# Cannot play MSN Spades Online



## mel61 (Jan 26, 2012)

I'm a retired nan and fills my time gaming at zone.msn.com/en/spades/zpadefault.htm

Sine about 2 months I can no longer get connected to a game, I get to the game, cards get distibtributed, and after the 1st move game freezes.

I switched to Yahoo Games , and I have no problem there except for the low qualty graphics and small format cards.( Not very suitable for the elderly)

I tried all sorts of fixes including reformating but alas nothing worked. It sounds to me that MSN is down. I wrote to them several times but no one bothered to reply.

My OS: XP SP3, CPU 2800 Intel Original, 1 GB of RAM, 40 GB HD for OS, IE8 with all the Updates as my copy of Windows is Genuine. At last I got a fast DSL Internet Connection.

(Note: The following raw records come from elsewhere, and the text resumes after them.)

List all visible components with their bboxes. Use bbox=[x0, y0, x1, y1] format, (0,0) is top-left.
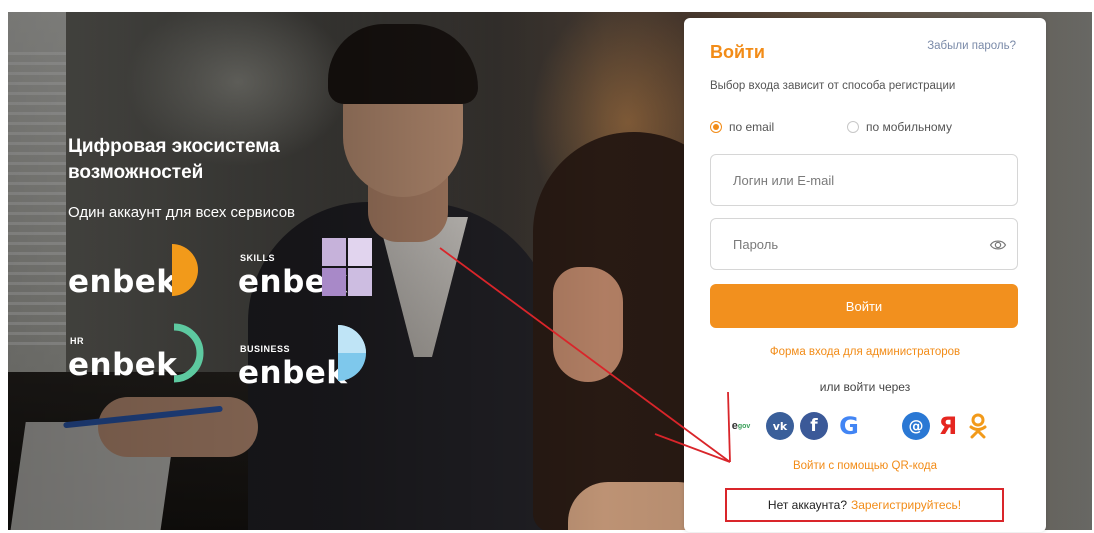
radio-email-dot[interactable] bbox=[710, 121, 722, 133]
radio-mobile-label: по мобильному bbox=[866, 120, 952, 134]
register-box: Нет аккаунта? Зарегистрируйтесь! bbox=[725, 488, 1004, 522]
social-login-list: e gov vk f G @ Я bbox=[722, 412, 990, 440]
egov-sub: gov bbox=[737, 422, 751, 430]
enbek-hr-mark-icon bbox=[173, 323, 204, 383]
hero-subtitle: Один аккаунт для всех сервисов bbox=[68, 204, 295, 221]
apple-login-icon[interactable] bbox=[870, 412, 896, 440]
enbek-orange-mark-icon bbox=[172, 244, 198, 296]
password-input[interactable] bbox=[711, 219, 1017, 269]
enbek-skills-mark-icon bbox=[322, 238, 372, 296]
enbek-logo: enbek bbox=[68, 244, 198, 300]
logo-word: enbek bbox=[68, 264, 178, 300]
yandex-login-icon[interactable]: Я bbox=[936, 412, 960, 440]
login-title: Войти bbox=[710, 42, 765, 62]
logo-tag: SKILLS bbox=[240, 253, 276, 263]
qr-login-link[interactable]: Войти с помощью QR-кода bbox=[684, 460, 1046, 472]
login-input[interactable] bbox=[711, 155, 1017, 205]
login-button[interactable]: Войти bbox=[710, 284, 1018, 328]
egov-login-icon[interactable]: e gov bbox=[722, 412, 760, 440]
show-password-eye-icon[interactable] bbox=[989, 236, 1007, 254]
login-field[interactable] bbox=[710, 154, 1018, 206]
radio-email[interactable]: по email bbox=[710, 120, 774, 134]
logo-word: enbek bbox=[238, 355, 348, 391]
odnoklassniki-login-icon[interactable] bbox=[966, 412, 990, 440]
password-field[interactable] bbox=[710, 218, 1018, 270]
no-account-label: Нет аккаунта? bbox=[767, 498, 847, 512]
login-hint: Выбор входа зависит от способа регистрац… bbox=[710, 80, 956, 92]
admin-login-link[interactable]: Форма входа для администраторов bbox=[684, 346, 1046, 358]
radio-mobile-dot[interactable] bbox=[847, 121, 859, 133]
facebook-login-icon[interactable]: f bbox=[800, 412, 828, 440]
enbek-hr-logo: HR enbek bbox=[68, 323, 204, 383]
or-login-via-label: или войти через bbox=[819, 380, 911, 394]
logo-word: enbek bbox=[68, 347, 178, 383]
mailru-login-icon[interactable]: @ bbox=[902, 412, 930, 440]
logo-tag: HR bbox=[70, 336, 84, 346]
radio-email-label: по email bbox=[729, 120, 775, 134]
enbek-business-logo: BUSINESS enbek bbox=[238, 325, 366, 391]
logo-tag: BUSINESS bbox=[240, 344, 291, 354]
enbek-business-mark-icon bbox=[338, 325, 366, 381]
google-login-icon[interactable]: G bbox=[834, 412, 864, 440]
odnoklassniki-glyph-icon bbox=[969, 413, 987, 439]
forgot-password-link[interactable]: Забыли пароль? bbox=[927, 40, 1016, 52]
login-card: Войти Забыли пароль? Выбор входа зависит… bbox=[684, 18, 1046, 532]
register-link[interactable]: Зарегистрируйтесь! bbox=[851, 498, 961, 512]
hero-title: Цифровая экосистема возможностей bbox=[68, 136, 280, 183]
vk-login-icon[interactable]: vk bbox=[766, 412, 794, 440]
radio-mobile[interactable]: по мобильному bbox=[847, 120, 952, 134]
enbek-skills-logo: SKILLS enbek bbox=[238, 238, 372, 298]
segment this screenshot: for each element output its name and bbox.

Would any one help me plz?
Thanks


----------



## Jason09 (Jan 3, 2009)

Hi and welcome to TSF!
Are you still having this issue? The most likely scenario appears to be that msn.com was down.


----------



## mel61 (Jan 26, 2012)

Jason09 said:


> Hi and welcome to TSF!
> Are you still having this issue? The most likely scenario appears to be that msn.com was down.


 Problem persists with Spades, while I could play 1 game or 2 of Hearts and then game freezes again.
This assures me that my OS system is OK and the bug is somwhere betwen my ISP and MSN gaming Zone.
Will be grateful if anyone could get to MSN spades online and give us a feedback whether he could play the game or not.
Thanks for your interest my friend!


----------